Giyim tarzını beğendiğin ünlüler kimler?

Annemden daha iyisine rastlamadım.

Annen Loulou de la Falaise, bir gün senin de tasarım dünyasında olacağını düşünür müydü?

Yaratıcı bir kişiliğimin olduğunu çocukluk yıllarımda keşfetmiş olacak ki bana çok başarılı bir tasarımcı olacağımı söylerdi. Ben de bunu hep içimde hissetmişimdir.

Ailende son üç jenerasyondur kadınlar hep aktif, güçlü ve dominant olmuş. Genlerinizde mi var?

Çok doğru; bizim ailemizde kadınlar hep güçlü ve başarılı. Büyük anneannem de annem de yaratıcı, çalışkan, becerikli ve akıllıydı. Bende bu özellikleri taşıdığımı düşünüyorum. Onları takip ediyorum.

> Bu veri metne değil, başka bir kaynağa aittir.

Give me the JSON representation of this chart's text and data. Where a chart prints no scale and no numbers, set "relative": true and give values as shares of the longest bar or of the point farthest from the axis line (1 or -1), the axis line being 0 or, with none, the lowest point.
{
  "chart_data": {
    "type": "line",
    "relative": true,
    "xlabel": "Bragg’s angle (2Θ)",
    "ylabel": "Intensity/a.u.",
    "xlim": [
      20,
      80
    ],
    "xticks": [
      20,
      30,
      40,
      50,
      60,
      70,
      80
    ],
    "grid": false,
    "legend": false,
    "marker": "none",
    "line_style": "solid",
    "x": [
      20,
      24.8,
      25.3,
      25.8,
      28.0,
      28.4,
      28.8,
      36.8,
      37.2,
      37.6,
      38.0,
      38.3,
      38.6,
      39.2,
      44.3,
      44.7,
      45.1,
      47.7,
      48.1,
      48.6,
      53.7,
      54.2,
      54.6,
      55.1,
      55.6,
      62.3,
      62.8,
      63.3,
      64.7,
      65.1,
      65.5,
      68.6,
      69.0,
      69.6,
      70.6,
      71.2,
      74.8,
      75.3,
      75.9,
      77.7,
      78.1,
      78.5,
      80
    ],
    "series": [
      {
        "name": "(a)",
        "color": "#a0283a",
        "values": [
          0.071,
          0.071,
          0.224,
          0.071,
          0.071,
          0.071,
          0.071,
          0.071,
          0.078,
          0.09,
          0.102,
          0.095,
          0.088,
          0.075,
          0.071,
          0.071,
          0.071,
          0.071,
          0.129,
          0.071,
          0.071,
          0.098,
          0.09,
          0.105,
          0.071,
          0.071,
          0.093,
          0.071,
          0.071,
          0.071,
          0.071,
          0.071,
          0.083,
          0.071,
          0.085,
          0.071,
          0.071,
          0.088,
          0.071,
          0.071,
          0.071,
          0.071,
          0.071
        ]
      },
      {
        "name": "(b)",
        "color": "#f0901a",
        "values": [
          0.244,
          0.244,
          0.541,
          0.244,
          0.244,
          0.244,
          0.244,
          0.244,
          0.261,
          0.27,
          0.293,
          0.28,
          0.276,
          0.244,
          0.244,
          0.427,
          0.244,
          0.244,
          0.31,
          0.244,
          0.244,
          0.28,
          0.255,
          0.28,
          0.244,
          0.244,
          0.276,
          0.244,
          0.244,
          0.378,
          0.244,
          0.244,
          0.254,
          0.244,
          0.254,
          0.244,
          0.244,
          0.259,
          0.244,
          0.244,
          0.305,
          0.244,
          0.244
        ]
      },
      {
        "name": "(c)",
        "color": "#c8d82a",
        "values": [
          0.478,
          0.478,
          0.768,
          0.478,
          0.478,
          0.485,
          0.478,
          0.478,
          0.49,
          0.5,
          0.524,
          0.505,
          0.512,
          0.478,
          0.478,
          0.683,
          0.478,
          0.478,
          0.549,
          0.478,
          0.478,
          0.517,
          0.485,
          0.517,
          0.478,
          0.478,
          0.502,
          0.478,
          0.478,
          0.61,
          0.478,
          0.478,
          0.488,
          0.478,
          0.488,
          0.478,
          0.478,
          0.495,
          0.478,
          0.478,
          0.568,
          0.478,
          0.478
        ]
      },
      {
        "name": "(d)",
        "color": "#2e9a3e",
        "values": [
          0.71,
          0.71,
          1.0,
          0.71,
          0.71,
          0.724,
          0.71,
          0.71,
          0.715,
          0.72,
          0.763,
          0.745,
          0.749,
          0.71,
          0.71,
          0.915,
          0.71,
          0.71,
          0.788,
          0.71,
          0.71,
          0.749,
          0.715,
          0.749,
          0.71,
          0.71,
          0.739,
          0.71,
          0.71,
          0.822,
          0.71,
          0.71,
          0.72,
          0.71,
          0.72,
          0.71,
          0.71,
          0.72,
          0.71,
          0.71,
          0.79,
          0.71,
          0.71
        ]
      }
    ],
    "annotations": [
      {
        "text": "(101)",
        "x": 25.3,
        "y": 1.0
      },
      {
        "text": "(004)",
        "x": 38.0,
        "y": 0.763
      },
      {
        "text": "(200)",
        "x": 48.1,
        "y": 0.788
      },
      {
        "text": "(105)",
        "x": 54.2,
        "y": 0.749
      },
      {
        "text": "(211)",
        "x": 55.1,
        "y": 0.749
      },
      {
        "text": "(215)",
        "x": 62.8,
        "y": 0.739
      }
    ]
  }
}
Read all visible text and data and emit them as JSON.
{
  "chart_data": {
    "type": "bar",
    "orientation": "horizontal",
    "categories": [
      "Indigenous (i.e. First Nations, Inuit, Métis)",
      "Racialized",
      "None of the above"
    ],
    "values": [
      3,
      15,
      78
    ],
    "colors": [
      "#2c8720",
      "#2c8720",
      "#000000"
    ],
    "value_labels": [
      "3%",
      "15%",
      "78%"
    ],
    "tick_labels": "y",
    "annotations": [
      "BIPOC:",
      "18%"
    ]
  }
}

Annenin sana en büyük mirası şık giysilerle dolu gardırobu mu?

Annemden bana kalan çok şık haute couture parçalar var. Benim için hepsi çok değerli, ancak gardırobu benden çok annemin büyük aşkıydı.

Yves Saint Laurent’in atölyesinde büyümüş olmanın bugün sana ne gibi katkıları oldu?

Birincisi çok iyi bir gözlemci oldum. Öyle büyük bir yaratıcılığın, şıklığın olduğu ortamda büyümek bana kalitenin ne olduğunu, yaratıcılığın nasıl olması gerektiğini anlattı. Yaratıcılığın sonu yok; onu gördüm. Yaratıcılığı kaliteyle birleştirmek gerektiğini öğrendim. Özel ve sofistike parçaların nasıl yayıldığına, nasıl birbiriyle kombinlendiğine şahit oldum. Şu anda da bu öğrendiğim bilgilerimi mücevher tasarımlarıma aktarıyorum.

NEREDE? NE ZAMAN?

“Loulou de la Falaise” kitabının içerisinde yer alan efsanevi fotoğrafçıların objektifinden kareler ve mücevher sergisi 16 Mayıs’a dek ISTANBUL’74 Galatasaray’da gezilebilir.

‘İkimiz de ilginç ama utangaç karakterlerdik’

Yves Saint Laurent’in manevi baban olduğunu biliyoruz. İlişkileriniz nasıldı?

İkimiz de ilginç ama utangaç karakterlerdik. O da benim gibi çok çocuksuydu. Birlikte uzun saatler otururduk. Benimle konuşurdu. Resim çizerdik beraber. Birbirimizin çizdiği resimler üzerinde yorumlar yapardık. Yves Saint Laurent’i yani manevi babamı çok izledim. Çok takip ettim. Çok gözlemledim. Bana her zaman çok farklı ve özel gelmiştir.

Gelecek planların neler?

En başta mutlu olmak. Gelecek için yaptığım her planım, hep tasarım ve yaratmak üzerine olacak.